BERITA TERKINI
Google Akuisisi ProducerAI, Platform Musik Berbasis AI yang Mengandalkan Proses Kolaboratif

Google Akuisisi ProducerAI, Platform Musik Berbasis AI yang Mengandalkan Proses Kolaboratif

Dunia musik berbasis kecerdasan buatan kembali bergerak cepat. ProducerAI, platform pembuat musik berbasis AI yang sempat mendapat sorotan dari duo EDM The Chainsmokers, kini resmi bergabung dengan Google.

Langkah ini menandai ekspansi Google di sektor AI kreatif, khususnya produksi musik digital. Dalam struktur baru tersebut, ProducerAI akan berada di bawah naungan Google Labs dan menggunakan versi pratinjau model AI musik terbaru Google, Lyria 3.

Integrasi ini diyakini dapat memperluas kemampuan ProducerAI, mulai dari pembuatan lagu, pengembangan lirik, hingga produksi konten audiovisual berbasis AI.

Mengenal ProducerAI

ProducerAI merupakan platform yang memungkinkan pengguna membuat musik melalui interaksi percakapan dengan agen AI. Platform ini pertama kali diluncurkan pada Juli 2025 sebagai penerus Riffusion, alat pembuat musik AI yang sebelumnya cukup populer.

Berbeda dari generator musik instan yang mengandalkan prompt sekali klik, ProducerAI dirancang untuk proses kreatif yang lebih kolaboratif. Pengguna dapat menggunakannya untuk menghasilkan suara dan instrumen dari deskripsi teks, mengembangkan serta mengedit lirik, melakukan remix lagu yang sudah ada, membuat instrumen baru berbasis prompt, hingga berdialog dengan AI untuk memahami genre musik tertentu.

Pendekatan tersebut membuat pengalaman menggunakan ProducerAI digambarkan lebih menyerupai bekerja dengan produser musik virtual, bukan sekadar mesin pembuat lagu otomatis.

Lyria 3 dan Ekosistem Alat Kreatif Google

Setelah bergabung dengan Google, ProducerAI akan diperkuat oleh Lyria 3, model AI pembuat musik generasi terbaru yang dirancang untuk menghasilkan komposisi lebih kompleks dan realistis.
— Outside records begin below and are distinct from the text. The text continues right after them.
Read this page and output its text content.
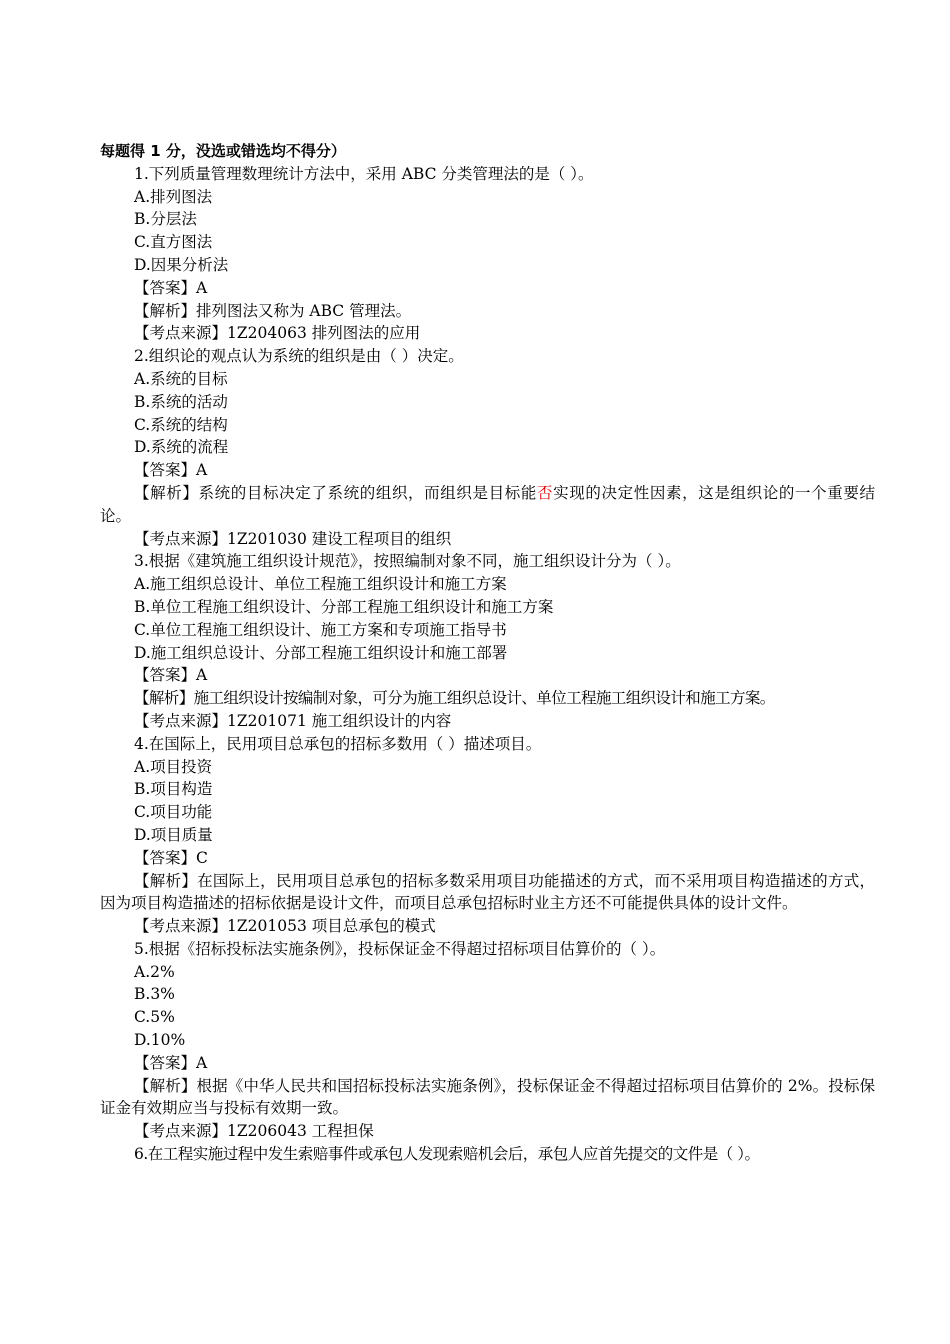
每题得 1 分，没选或错选均不得分）
1.下列质量管理数理统计方法中，采用 ABC 分类管理法的是（ ）。
A.排列图法
B.分层法
C.直方图法
D.因果分析法
【答案】A
【解析】排列图法又称为 ABC 管理法。
【考点来源】1Z204063 排列图法的应用
2.组织论的观点认为系统的组织是由（ ）决定。
A.系统的目标
B.系统的活动
C.系统的结构
D.系统的流程
【答案】A
【解析】系统的目标决定了系统的组织，而组织是目标能否实现的决定性因素，这是组织论的一个重要结论。
【考点来源】1Z201030 建设工程项目的组织
3.根据《建筑施工组织设计规范》，按照编制对象不同，施工组织设计分为（ ）。
A.施工组织总设计、单位工程施工组织设计和施工方案
B.单位工程施工组织设计、分部工程施工组织设计和施工方案
C.单位工程施工组织设计、施工方案和专项施工指导书
D.施工组织总设计、分部工程施工组织设计和施工部署
【答案】A
【解析】施工组织设计按编制对象，可分为施工组织总设计、单位工程施工组织设计和施工方案。
【考点来源】1Z201071 施工组织设计的内容
4.在国际上，民用项目总承包的招标多数用（ ）描述项目。
A.项目投资
B.项目构造
C.项目功能
D.项目质量
【答案】C
【解析】在国际上，民用项目总承包的招标多数采用项目功能描述的方式，而不采用项目构造描述的方式，因为项目构造描述的招标依据是设计文件，而项目总承包招标时业主方还不可能提供具体的设计文件。
【考点来源】1Z201053 项目总承包的模式
5.根据《招标投标法实施条例》，投标保证金不得超过招标项目估算价的（ ）。
A.2%
B.3%
C.5%
D.10%
【答案】A
【解析】根据《中华人民共和国招标投标法实施条例》，投标保证金不得超过招标项目估算价的 2%。投标保证金有效期应当与投标有效期一致。
【考点来源】1Z206043 工程担保
6.在工程实施过程中发生索赔事件或承包人发现索赔机会后，承包人应首先提交的文件是（ ）。
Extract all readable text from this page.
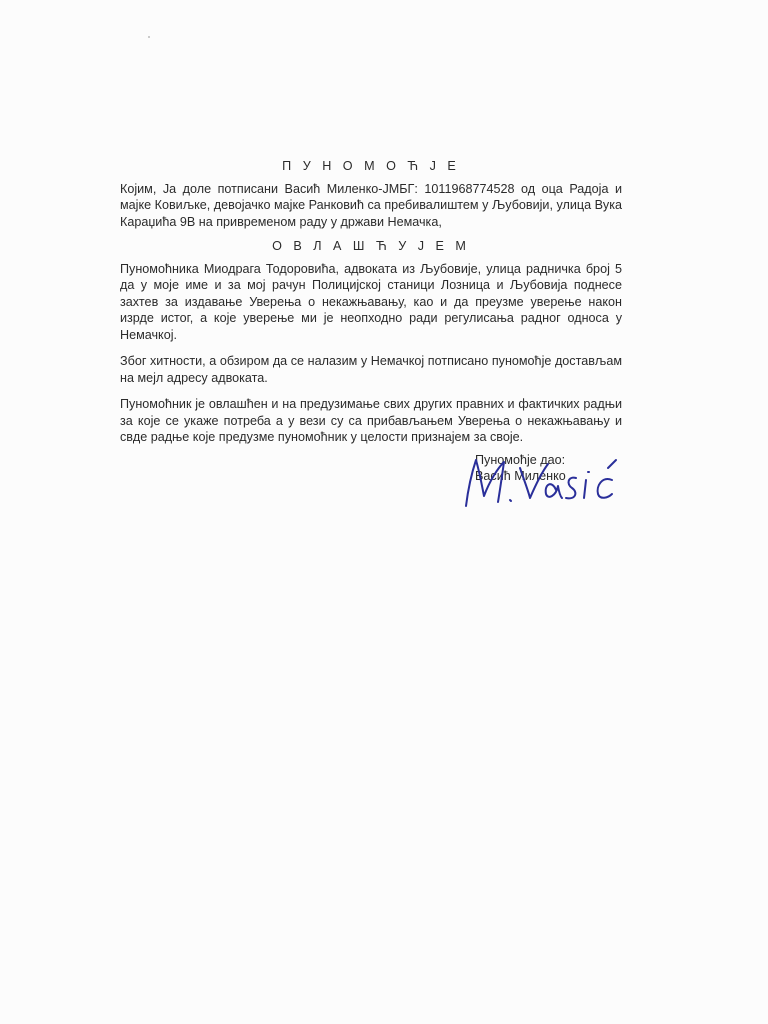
П У Н О М О Ћ Ј Е

Којим, Ја доле потписани Васић Миленко-ЈМБГ: 1011968774528 од оца Радоја и мајке Ковиљке, девојачко мајке Ранковић са пребивалиштем у Љубовији, улица Вука Караџића 9В на привременом раду у држави Немачка,

О В Л А Ш Ћ У Ј Е М

Пуномоћника Миодрага Тодоровића, адвоката из Љубовије, улица радничка број 5 да у моје име и за мој рачун Полицијској станици Лозница и Љубовија поднесе захтев за издавање Уверења о некажњавању, као и да преузме уверење након изрде истог, а које уверење ми је неопходно ради регулисања радног односа у Немачкој.

Због хитности, а обзиром да се налазим у Немачкој потписано пуномоћје достављам на мејл адресу адвоката.

Пуномоћник је овлашћен и на предузимање свих других правних и фактичких радњи за које се укаже потреба а у вези су са прибављањем Уверења о некажњавању и свде радње које предузме пуномоћник у целости признајем за своје.

Пуномоћје дао:
Васић Миленко
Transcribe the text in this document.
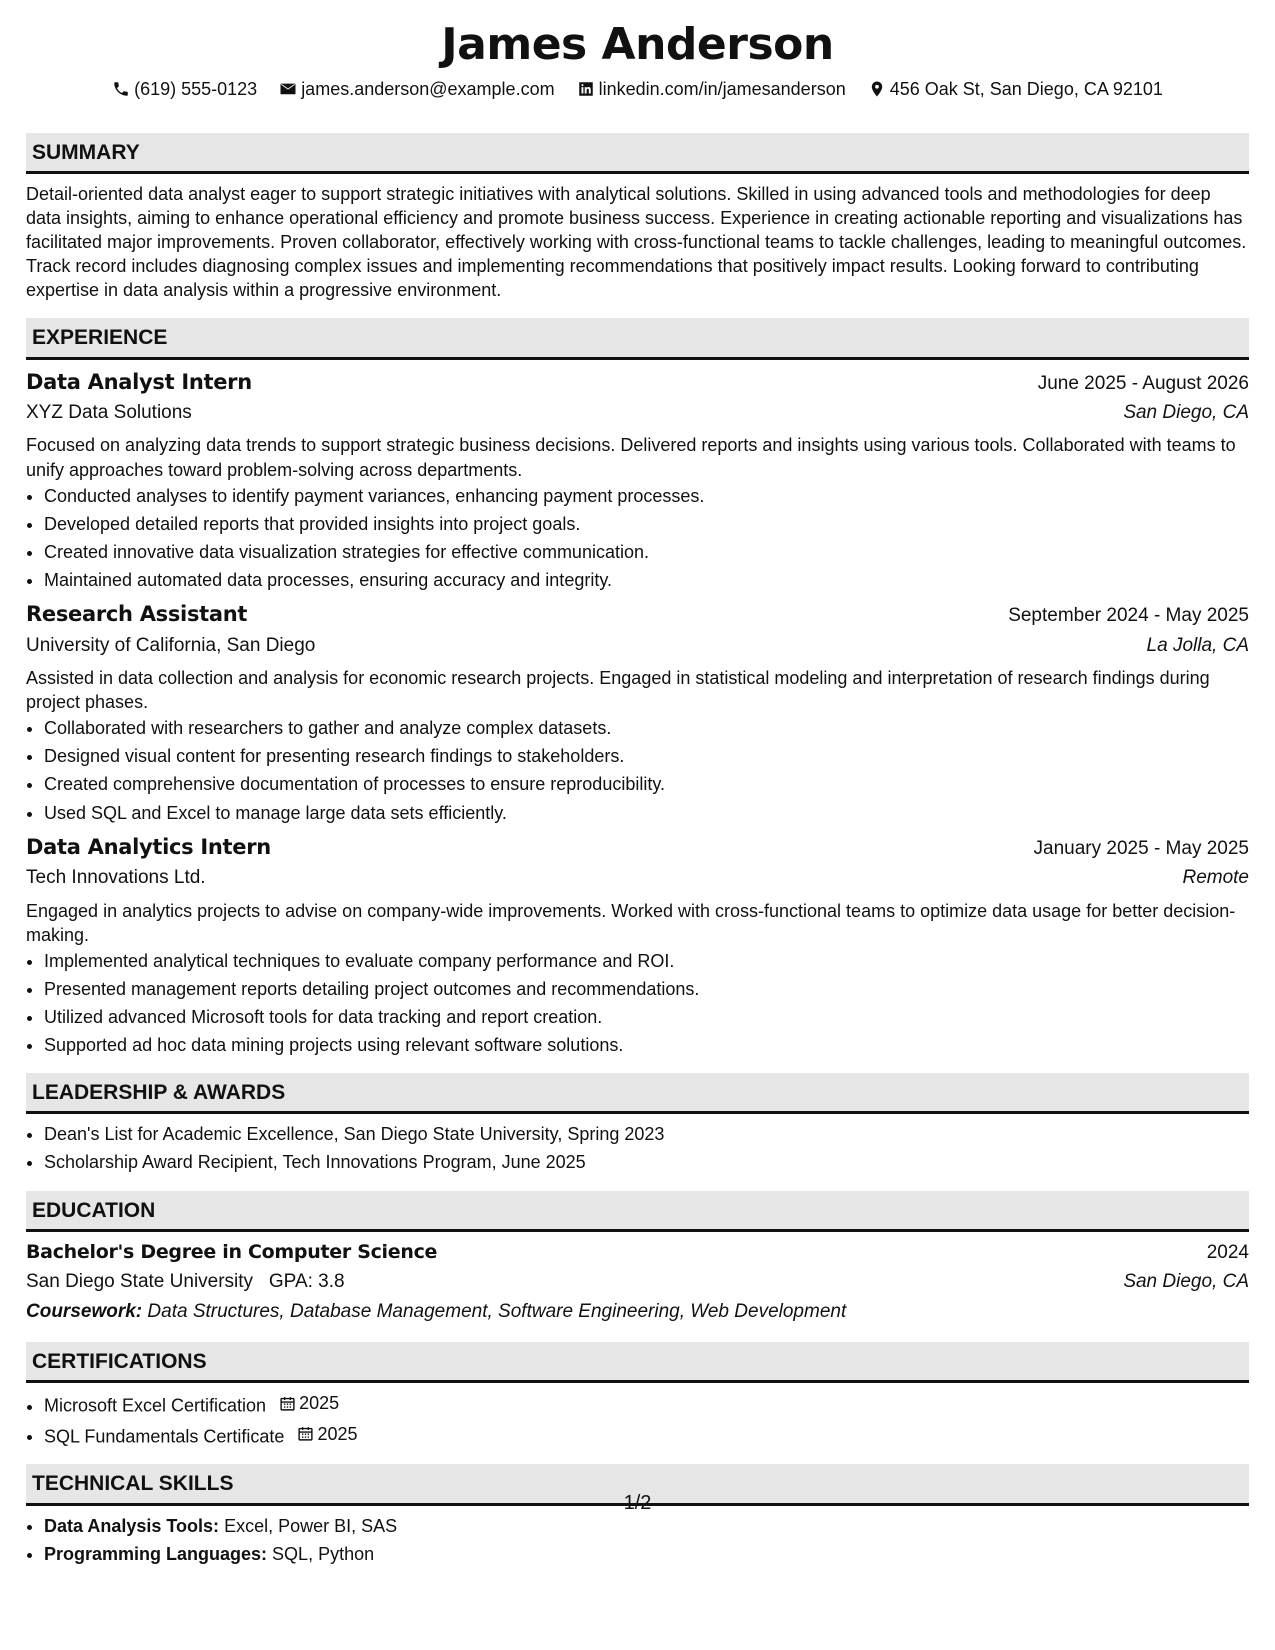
James Anderson
(619) 555-0123 james.anderson@example.com linkedin.com/in/jamesanderson 456 Oak St, San Diego, CA 92101
SUMMARY

Detail-oriented data analyst eager to support strategic initiatives with analytical solutions. Skilled in using advanced tools and methodologies for deep data insights, aiming to enhance operational efficiency and promote business success. Experience in creating actionable reporting and visualizations has facilitated major improvements. Proven collaborator, effectively working with cross-functional teams to tackle challenges, leading to meaningful outcomes. Track record includes diagnosing complex issues and implementing recommendations that positively impact results. Looking forward to contributing expertise in data analysis within a progressive environment.

EXPERIENCE
Data Analyst Intern	June 2025 - August 2026
XYZ Data Solutions	San Diego, CA

Focused on analyzing data trends to support strategic business decisions. Delivered reports and insights using various tools. Collaborated with teams to unify approaches toward problem-solving across departments.

• Conducted analyses to identify payment variances, enhancing payment processes.
• Developed detailed reports that provided insights into project goals.
• Created innovative data visualization strategies for effective communication.
• Maintained automated data processes, ensuring accuracy and integrity.
Research Assistant	September 2024 - May 2025
University of California, San Diego	La Jolla, CA

Assisted in data collection and analysis for economic research projects. Engaged in statistical modeling and interpretation of research findings during project phases.

• Collaborated with researchers to gather and analyze complex datasets.
• Designed visual content for presenting research findings to stakeholders.
• Created comprehensive documentation of processes to ensure reproducibility.
• Used SQL and Excel to manage large data sets efficiently.
Data Analytics Intern	January 2025 - May 2025
Tech Innovations Ltd.	Remote

Engaged in analytics projects to advise on company-wide improvements. Worked with cross-functional teams to optimize data usage for better decision-making.

• Implemented analytical techniques to evaluate company performance and ROI.
• Presented management reports detailing project outcomes and recommendations.
• Utilized advanced Microsoft tools for data tracking and report creation.
• Supported ad hoc data mining projects using relevant software solutions.
LEADERSHIP & AWARDS
• Dean's List for Academic Excellence, San Diego State University, Spring 2023
• Scholarship Award Recipient, Tech Innovations Program, June 2025
EDUCATION
Bachelor's Degree in Computer Science	2024
San Diego State University GPA: 3.8	San Diego, CA
Coursework: Data Structures, Database Management, Software Engineering, Web Development
CERTIFICATIONS
• Microsoft Excel Certification 2025
• SQL Fundamentals Certificate 2025
TECHNICAL SKILLS
• Data Analysis Tools: Excel, Power BI, SAS
• Programming Languages: SQL, Python
1/2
Selain Lyria 3, platform ini juga akan memanfaatkan Gemini untuk sistem percakapan interaktif, Nano Banana untuk pembuatan artwork album berbasis AI, serta Veo untuk menghasilkan video musik berbasis AI. Kombinasi tersebut membuka peluang ProducerAI berkembang menjadi ekosistem kreatif yang mencakup produksi audio sekaligus visual.

Menekankan Kolaborasi, Bukan Sekadar Otomatisasi

Salah satu pembeda ProducerAI dibanding platform AI musik lain adalah pendekatan berbasis dialog. Alih-alih menghasilkan lagu secara acak setelah satu prompt, pengguna dapat berdiskusi, merevisi, dan menyempurnakan hasil secara bertahap.

Model kerja ini dinilai lebih dekat dengan proses produksi musik profesional, ketika ide berkembang melalui eksplorasi dan iterasi. Arah tersebut juga sejalan dengan visi Google Labs yang menempatkan AI sebagai mitra kreatif, bukan pengganti kreator manusia.

Masuknya ProducerAI ke ekosistem Google berpotensi mempercepat adopsi AI dalam industri musik. Dengan dukungan infrastruktur dan teknologi Google, akses terhadap alat produksi musik canggih dinilai bisa menjadi lebih luas, termasuk bagi kreator independen, YouTuber, hingga podcaster yang membutuhkan musik latar, jingle, atau lagu penuh tanpa harus memiliki studio profesional.